What will the post-COVID world look like? As more people receive their vaccines and case counts fall, this question will quickly stop being hypothetical and become a practical issue. That being said, when we consider what technological changes were already happening before the pandemic and the new worries plaguing communities today, one of the best ways to categorize this near-future world is as a touchless society.
Smart Technology And Pre-COVID Automation
One major trend that had been reshaping public and private spaces before the pandemic was the growing use of smart technology, such as automated smart lighting systems, smart thermostats that conserve energy, and programmable, digital locks. These tools offer an array of advantages focused on energy savings and remote monitoring and access, but were also popular with public facilities like hospitals and hotels for hygiene purposes.
Beyond Hygiene Theater
It’s true that many of the recent approaches to public hygiene, like wiping down chairs and counters or even sanitizing groceries are part of a practice characterized as hygiene theater – it makes people feel better, but it doesn’t actually make us safer. On the other hand, those with the privilege of staying home or even just masked this past year have noted that they got sick far fewer times because of reduced physical contact with others. Frequent colds disappeared and flu cases were diminished. It’s no surprise, then, that many businesses are looking for ways to create low-touch or contactless work environments.
In addition to the sorts of smart home technology cited above, which is already widely used in newer offices, workers can expect to see everything from connected coffee pots to outdoor meeting spaces. In place of communal cafes with traditional food workers and cashiers, they may also encounter alternative dining options like The Jar – Healthy Vending’s contactless smart fridges. Even as food is unlikely to be a major source of disease transmission, many of the changes we’ll see in the coming months will be designed to allay anxiety as much as anything else, and vending offers a way of reducing the density of individuals in a given environment.
Finding A Balance
Even as workplaces, schools, and other public places seek to minimize physical contact and the concomitant anxiety, all of these spaces will find themselves working hard to strike a balance. People are craving community, collaboration, and contact as much as they are anxious about it, and that’s a hard set of contradictions to contend with. Minimizing unnecessary or inhuman points of contact, such as surfaces or low-impact contacts like chatting with the front desk clerk, in favor of more high-value interactions.
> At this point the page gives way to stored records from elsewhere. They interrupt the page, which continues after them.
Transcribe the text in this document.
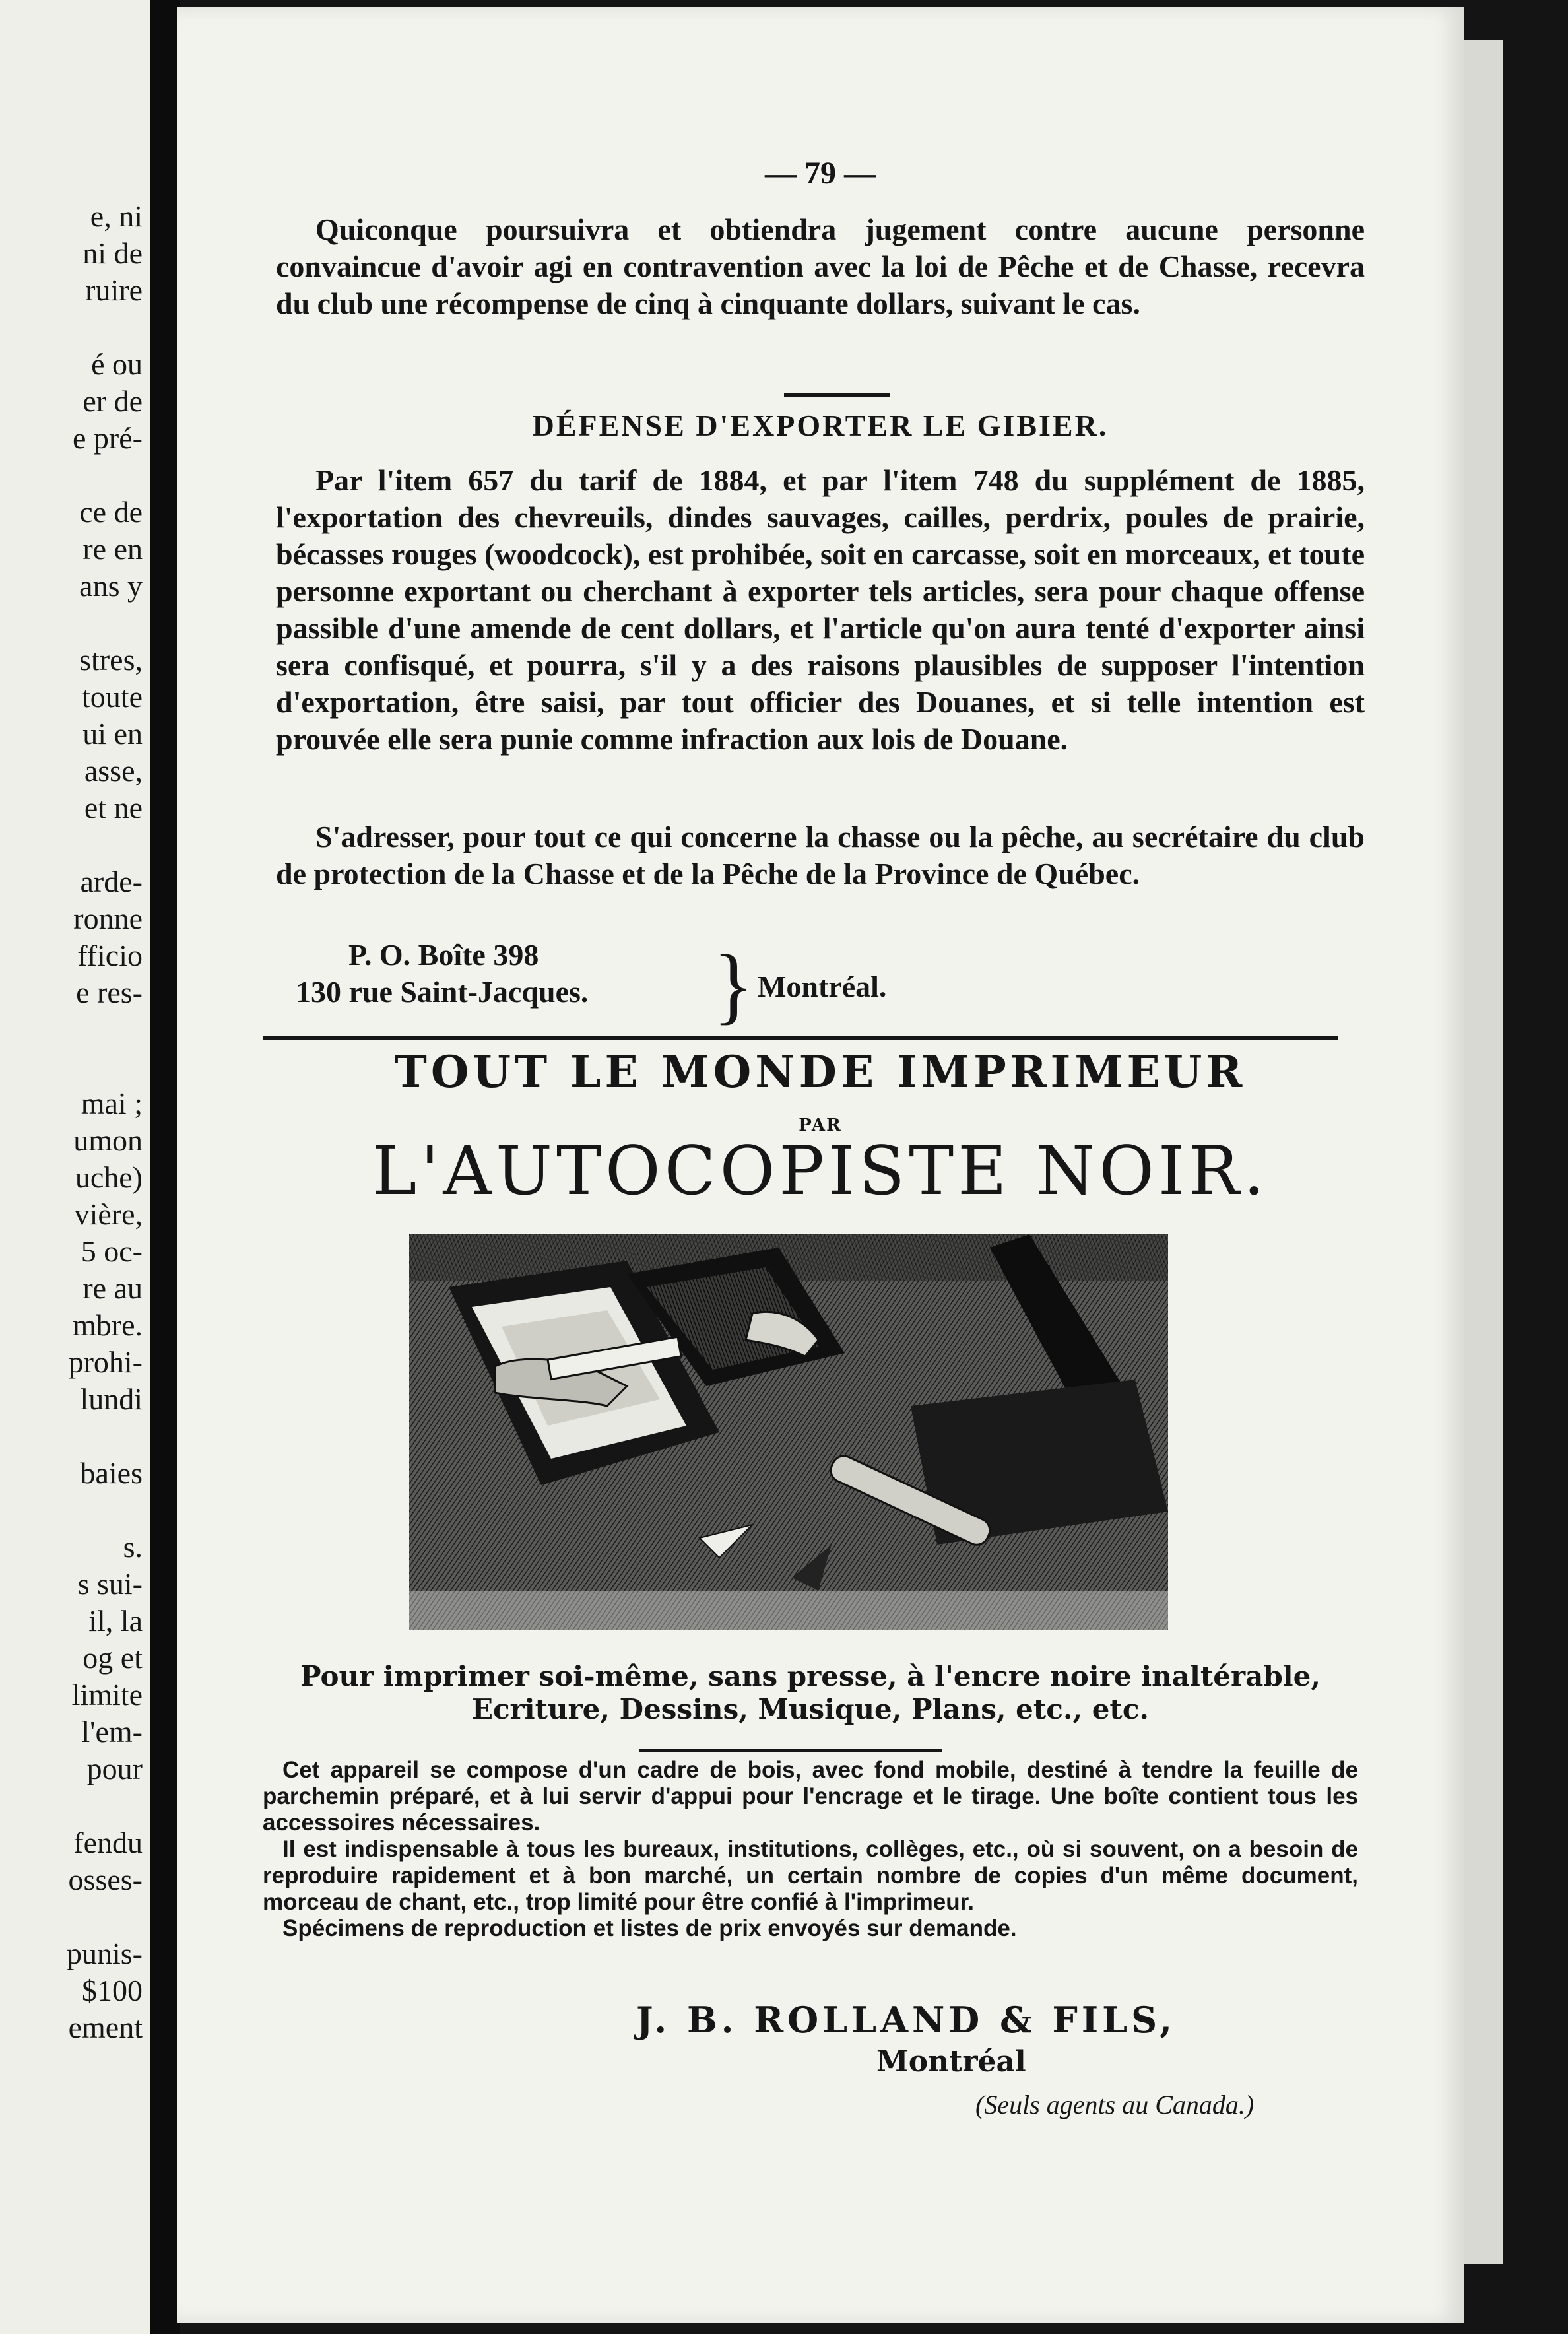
e, ni
ni de
ruire

é ou
er de
e pré-

ce de
re en
ans y

stres,
toute
ui en
asse,
et ne

arde-
ronne
fficio
e res-

mai ;
umon
uche)
vière,
5 oc-
re au
mbre.
prohi-
lundi

baies

s.
s sui-
il, la
og et
limite
l'em-
pour

fendu
osses-

punis-
$100
ement
— 79 —

Quiconque poursuivra et obtiendra jugement contre aucune personne convaincue d'avoir agi en contravention avec la loi de Pêche et de Chasse, recevra du club une récompense de cinq à cinquante dollars, suivant le cas.

DÉFENSE D'EXPORTER LE GIBIER.

Par l'item 657 du tarif de 1884, et par l'item 748 du supplément de 1885, l'exportation des chevreuils, dindes sauvages, cailles, perdrix, poules de prairie, bécasses rouges (woodcock), est prohibée, soit en carcasse, soit en morceaux, et toute personne exportant ou cherchant à exporter tels articles, sera pour chaque offense passible d'une amende de cent dollars, et l'article qu'on aura tenté d'exporter ainsi sera confisqué, et pourra, s'il y a des raisons plausibles de supposer l'intention d'exportation, être saisi, par tout officier des Douanes, et si telle intention est prouvée elle sera punie comme infraction aux lois de Douane.

S'adresser, pour tout ce qui concerne la chasse ou la pêche, au secrétaire du club de protection de la Chasse et de la Pêche de la Province de Québec.

P. O. Boîte 398
130 rue Saint-Jacques. } Montréal.
TOUT LE MONDE IMPRIMEUR
PAR
L'AUTOCOPISTE NOIR.
Pour imprimer soi-même, sans presse, à l'encre noire inaltérable, Ecriture, Dessins, Musique, Plans, etc., etc.

Cet appareil se compose d'un cadre de bois, avec fond mobile, destiné à tendre la feuille de parchemin préparé, et à lui servir d'appui pour l'encrage et le tirage. Une boîte contient tous les accessoires nécessaires.

Il est indispensable à tous les bureaux, institutions, collèges, etc., où si souvent, on a besoin de reproduire rapidement et à bon marché, un certain nombre de copies d'un même document, morceau de chant, etc., trop limité pour être confié à l'imprimeur.

Spécimens de reproduction et listes de prix envoyés sur demande.

J. B. ROLLAND & FILS,
Montréal
(Seuls agents au Canada.)
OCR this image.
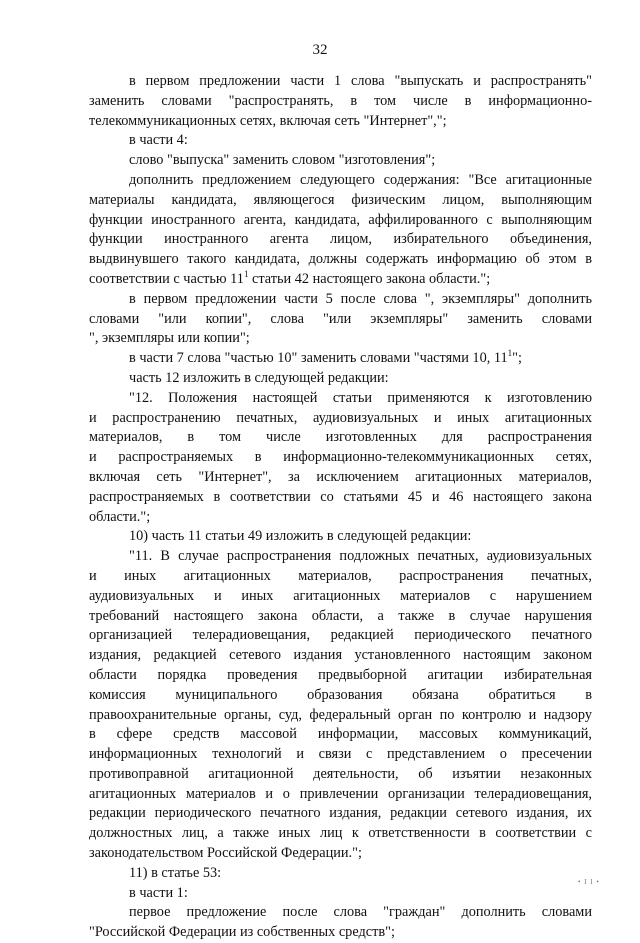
32
в первом предложении части 1 слова "выпускать и распространять"
заменить словами "распространять, в том числе в информационно-
телекоммуникационных сетях, включая сеть "Интернет",";
в части 4:
слово "выпуска" заменить словом "изготовления";
дополнить предложением следующего содержания: "Все агитационные
материалы кандидата, являющегося физическим лицом, выполняющим
функции иностранного агента, кандидата, аффилированного с выполняющим
функции иностранного агента лицом, избирательного объединения,
выдвинувшего такого кандидата, должны содержать информацию об этом в
соответствии с частью $11^1$ статьи 42 настоящего закона области.";
в первом предложении части 5 после слова ", экземпляры" дополнить
словами "или копии", слова "или экземпляры" заменить словами
", экземпляры или копии";
в части 7 слова "частью 10" заменить словами "частями 10, $11^1$";
часть 12 изложить в следующей редакции:
"12. Положения настоящей статьи применяются к изготовлению
и распространению печатных, аудиовизуальных и иных агитационных
материалов, в том числе изготовленных для распространения
и распространяемых в информационно-телекоммуникационных сетях,
включая сеть "Интернет", за исключением агитационных материалов,
распространяемых в соответствии со статьями 45 и 46 настоящего закона
области.";
10) часть 11 статьи 49 изложить в следующей редакции:
"11. В случае распространения подложных печатных, аудиовизуальных
и иных агитационных материалов, распространения печатных,
аудиовизуальных и иных агитационных материалов с нарушением
требований настоящего закона области, а также в случае нарушения
организацией телерадиовещания, редакцией периодического печатного
издания, редакцией сетевого издания установленного настоящим законом
области порядка проведения предвыборной агитации избирательная
комиссия муниципального образования обязана обратиться в
правоохранительные органы, суд, федеральный орган по контролю и надзору
в сфере средств массовой информации, массовых коммуникаций,
информационных технологий и связи с представлением о пресечении
противоправной агитационной деятельности, об изъятии незаконных
агитационных материалов и о привлечении организации телерадиовещания,
редакции периодического печатного издания, редакции сетевого издания, их
должностных лиц, а также иных лиц к ответственности в соответствии с
законодательством Российской Федерации.";
11) в статье 53:
в части 1:
первое предложение после слова "граждан" дополнить словами
"Российской Федерации из собственных средств";
• I I •
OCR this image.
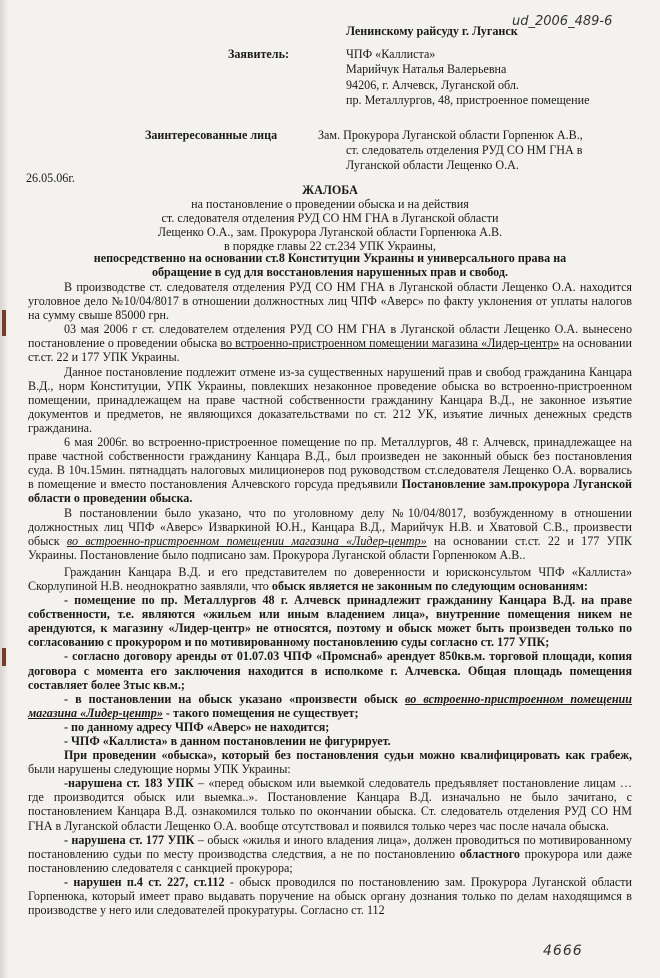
ud_2006_489-6
Ленинскому райсуду г. Луганск
Заявитель:	ЧПФ «Каллиста»
Марийчук Наталья Валерьевна
94206, г. Алчевск, Луганской обл.
пр. Металлургов, 48, пристроенное помещение
Заинтересованные лица	Зам. Прокурора Луганской области Горпенюк А.В.,
ст. следователь отделения РУД СО НМ ГНА в
Луганской области Лещенко О.А.
26.05.06г.
ЖАЛОБА
на постановление о проведении обыска и на действия
ст. следователя отделения РУД СО НМ ГНА в Луганской области
Лещенко О.А., зам. Прокурора Луганской области Горпенюка А.В.
в порядке главы 22 ст.234 УПК Украины,
непосредственно на основании ст.8 Конституции Украины и универсального права на
обращение в суд для восстановления нарушенных прав и свобод.

В производстве ст. следователя отделения РУД СО НМ ГНА в Луганской области Лещенко О.А. находится уголовное дело №10/04/8017 в отношении должностных лиц ЧПФ «Аверс» по факту уклонения от уплаты налогов на сумму свыше 85000 грн.

03 мая 2006 г ст. следователем отделения РУД СО НМ ГНА в Луганской области Лещенко О.А. вынесено постановление о проведении обыска во встроенно-пристроенном помещении магазина «Лидер-центр» на основании ст.ст. 22 и 177 УПК Украины.

Данное постановление подлежит отмене из-за существенных нарушений прав и свобод гражданина Канцара В.Д., норм Конституции, УПК Украины, повлекших незаконное проведение обыска во встроенно-пристроенном помещении, принадлежащем на праве частной собственности гражданину Канцара В.Д., не законное изъятие документов и предметов, не являющихся доказательствами по ст. 212 УК, изъятие личных денежных средств гражданина.

6 мая 2006г. во встроенно-пристроенное помещение по пр. Металлургов, 48 г. Алчевск, принадлежащее на праве частной собственности гражданину Канцара В.Д., был произведен не законный обыск без постановления суда. В 10ч.15мин. пятнадцать налоговых милиционеров под руководством ст.следователя Лещенко О.А. ворвались в помещение и вместо постановления Алчевского горсуда предъявили Постановление зам.прокурора Луганской области о проведении обыска.

В постановлении было указано, что по уголовному делу №10/04/8017, возбужденному в отношении должностных лиц ЧПФ «Аверс» Изваркиной Ю.Н., Канцара В.Д., Марийчук Н.В. и Хватовой С.В., произвести обыск во встроенно-пристроенном помещении магазина «Лидер-центр» на основании ст.ст. 22 и 177 УПК Украины. Постановление было подписано зам. Прокурора Луганской области Горпенюком А.В..

Гражданин Канцара В.Д. и его представителем по доверенности и юрисконсультом ЧПФ «Каллиста» Скорлупиной Н.В. неоднократно заявляли, что обыск является не законным по следующим основаниям:

- помещение по пр. Металлургов 48 г. Алчевск принадлежит гражданину Канцара В.Д. на праве собственности, т.е. являются «жильем или иным владением лица», внутренние помещения никем не арендуются, к магазину «Лидер-центр» не относятся, поэтому и обыск может быть произведен только по согласованию с прокурором и по мотивированному постановлению суды согласно ст. 177 УПК;

- согласно договору аренды от 01.07.03 ЧПФ «Промснаб» арендует 850кв.м. торговой площади, копия договора с момента его заключения находится в исполкоме г. Алчевска. Общая площадь помещения составляет более 3тыс кв.м.;

- в постановлении на обыск указано «произвести обыск во встроенно-пристроенном помещении магазина «Лидер-центр» - такого помещения не существует;

- по данному адресу ЧПФ «Аверс» не находится;

- ЧПФ «Каллиста» в данном постановлении не фигурирует.

При проведении «обыска», который без постановления судьи можно квалифицировать как грабеж, были нарушены следующие нормы УПК Украины:

-нарушена ст. 183 УПК – «перед обыском или выемкой следователь предъявляет постановление лицам … где производится обыск или выемка..». Постановление Канцара В.Д. изначально не было зачитано, с постановлением Канцара В.Д. ознакомился только по окончании обыска. Ст. следователь отделения РУД СО НМ ГНА в Луганской области Лещенко О.А. вообще отсутствовал и появился только через час после начала обыска.

- нарушена ст. 177 УПК – обыск «жилья и иного владения лица», должен проводиться по мотивированному постановлению судьи по месту производства следствия, а не по постановлению областного прокурора или даже постановлению следователя с санкцией прокурора;

- нарушен п.4 ст. 227, ст.112 - обыск проводился по постановлению зам. Прокурора Луганской области Горпенюка, который имеет право выдавать поручение на обыск органу дознания только по делам находящимся в производстве у него или следователей прокуратуры. Согласно ст. 112

4666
In other words, if eliminating the small contacts such as pressing elevator buttons will make people feel better about having a brainstorming meeting with coworkers they’ve only seen over Zoom during the past year, then that’s a worthwhile shift.
It may feel strange to return to a world where we don’t touch things in the same way – opening doors, passing credit cards to cashiers, or turning on the lights – but this is precisely what is on the horizon. Though physical contact between people will steadily return, functional automation will proliferate. It’s an acceleration of a change that was already occurring. All we can do now is adapt faster.